Until now, the world's biggest accelerator has been at Fermi National Accelerator Laboratory, also known as Fermilab, near Chicago, Ill. Witherell was director of Fermilab from 1999 to 2005, when he returned to lead UCSB's research administration. He has strong ties to the CMS experiment. "I spent my life doing particle physics research, and I am anticipating great discoveries from CMS," Witherell says.
The turning on of the LHC represents the start of a scientific program that will address some of the most pressing questions in particle physics and cosmology. The UCSB group has formed several teams to analyze the mountain of data that will be generated.
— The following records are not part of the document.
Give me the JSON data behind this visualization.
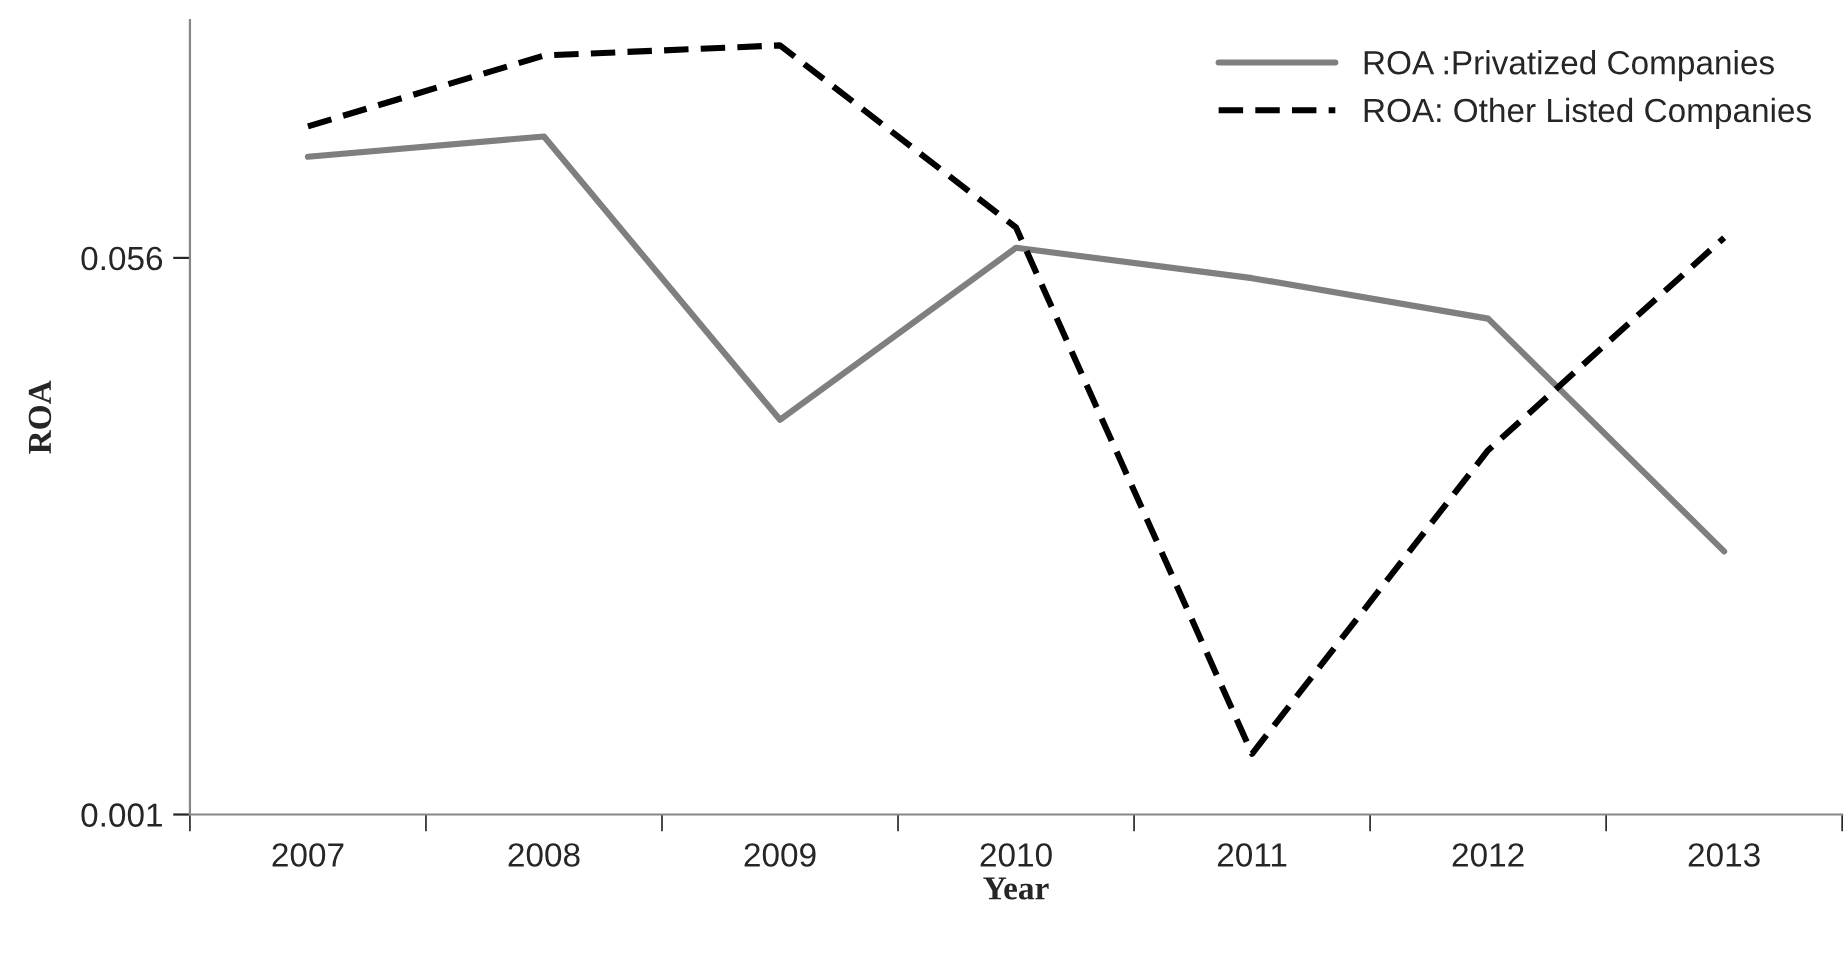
{
  "chart_data": {
    "type": "line",
    "xlabel": "Year",
    "ylabel": "ROA",
    "categories": [
      "2007",
      "2008",
      "2009",
      "2010",
      "2011",
      "2012",
      "2013"
    ],
    "series": [
      {
        "name": "ROA :Privatized Companies",
        "color": "#7f7f7f",
        "line_style": "solid",
        "values": [
          0.066,
          0.068,
          0.04,
          0.057,
          0.054,
          0.05,
          0.027
        ]
      },
      {
        "name": "ROA: Other Listed Companies",
        "color": "#000000",
        "line_style": "dashed",
        "values": [
          0.069,
          0.076,
          0.077,
          0.059,
          0.007,
          0.037,
          0.058
        ]
      }
    ],
    "ylim": [
      0.001,
      0.0795
    ],
    "yticks": [
      0.001,
      0.056
    ],
    "grid": false,
    "legend": "top right",
    "marker": "none"
  }
}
"CMS is a powerful and versatile detector, which can be used to perform many different experiments," Stuart explains. Noting that high-energy collisions can create sub-atomic particles from energy, Stuart adds, "If we are lucky, we may discover particles that would explain the dark matter inferred by astrophysicists from observations of galactic motions. This would be really exciting."
Particle physicists have been searching for a deep understanding of matter and energy, including an explanation for the origin of mass, which could be found if physicists are able to discover the so-called "Higgs boson,'' the particle that causes other particles to have mass. Other theorists have speculated that the LHC could even reveal new spatial dimensions with properties vastly different from those with which we are familiar.
With so many possibilities for discovery, the anticipation for the startup of this program has been enormous. "It's great that the machine has turned on," Campagnari says. "I don't think we're going to turn it on in September and make discoveries in October. But discoveries could start coming soon and could happen over many years."